Principles & Framework
Approved: June 25, 2008
Revised: June, 2014
The College of Physicians and Surgeons of Alberta (the “College”), through direction from the Council, attempts whenever possible to manage any concerns about a physician’s health outside of the complaints process. This is possible because the Physician Health Monitoring Committee (the “PHMC”), a subcommittee of the Competence Committee, has Rules which establish the authority to manage health issues in a quality assurance manner. The PHMC has also established policies which guide the actions of the responsible Assistant Registrar (the “Assistant Registrar”).
The College is responsible for ensuring that its members are not suffering from any medical condition that could interfere with their ability to practice medicine safely. Public safety is paramount, and the College provides support and direction to physicians so that their health conditions can be managed and they can continue to practice safely.
Physicians often worry that if something comes to the attention of the PHMC, this will automatically result in loss of the ability to practice or that their personal health information will be made available to the public or to all College staff.
The principles under which the PHMC operates include the following:
- The Assistant Registrar provides direction and support, but does not provide directly any form of treatment.
- The Assistant Registrar strongly encourages the physician’s right to access all available resources, including the Physician and Family Support Program operated by the Alberta Medical Association (the “PFSP”) and the Case Coordination function of the PFSP.
- The Assistant Registrar will work collaboratively with physicians to manage health conditions to ensure safe, continuing practice.
- Evidence and expert opinion will be used when determining the course of action.
- Most physicians manage their health conditions in a way that the impact on the practice and care of patients is minimized.

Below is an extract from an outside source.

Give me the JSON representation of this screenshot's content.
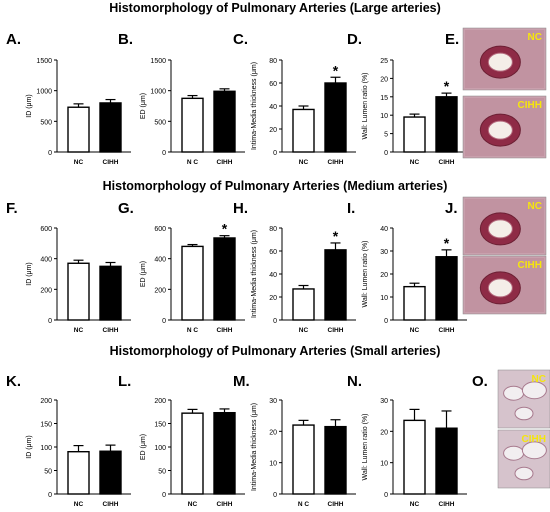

- The physician’s personal health information is kept strictly confidential at all times. Specific information about who has access to this information, and under which circumstances, can be found in the related document Physicians’ Personal Health Information.
Physicians may come to the attention of the College in a variety of ways. At the time of registration and annual renewal, physicians are asked about their health issues. Physicians may also self-report significant health issues at any time. On occasion, colleagues or other health professionals will bring a physician to the attention of the Assistant Registrar when they are concerned about the impact of a physician’s health on their medical practice.
The approach of the Assistant Registrar is first to assess the potential risk to patients, and should the physician be perceived to have significant impairment or to lack capacity, voluntarily withdrawal from practice may be requested until there is a full assessment of health issues and risk to patients. On rare occasions it may be necessary to refer the matter to the Complaints Director for consideration of the use of provisions in Section 118 of the Health Professions Act, if the physician will not voluntarily withdraw and there is reason to believe that there is a lack of capacity to care safely for patients.
If there is no immediate risk to patients, an assessment of the health issues may involve any of the following: meeting with the Assistant Registrar, reports from treating physicians, independent assessment and/or reports from the work place. These reports then form the basis of any ongoing requirements to monitor the physician’s health and ensure that they are compliant to treatment recommendations and remain safe to practice.
There may be limitations placed on the practice of the physicians to ensure they remain healthy. If these limitations solely relate to the health of the physician they are kept confidential, but if they are solely related to practice, they can be included on the physician’s practice permit. These conditions could include such things as: limitations to night call, restriction on the type and number of patients seen, or restrictions of the practice type or location.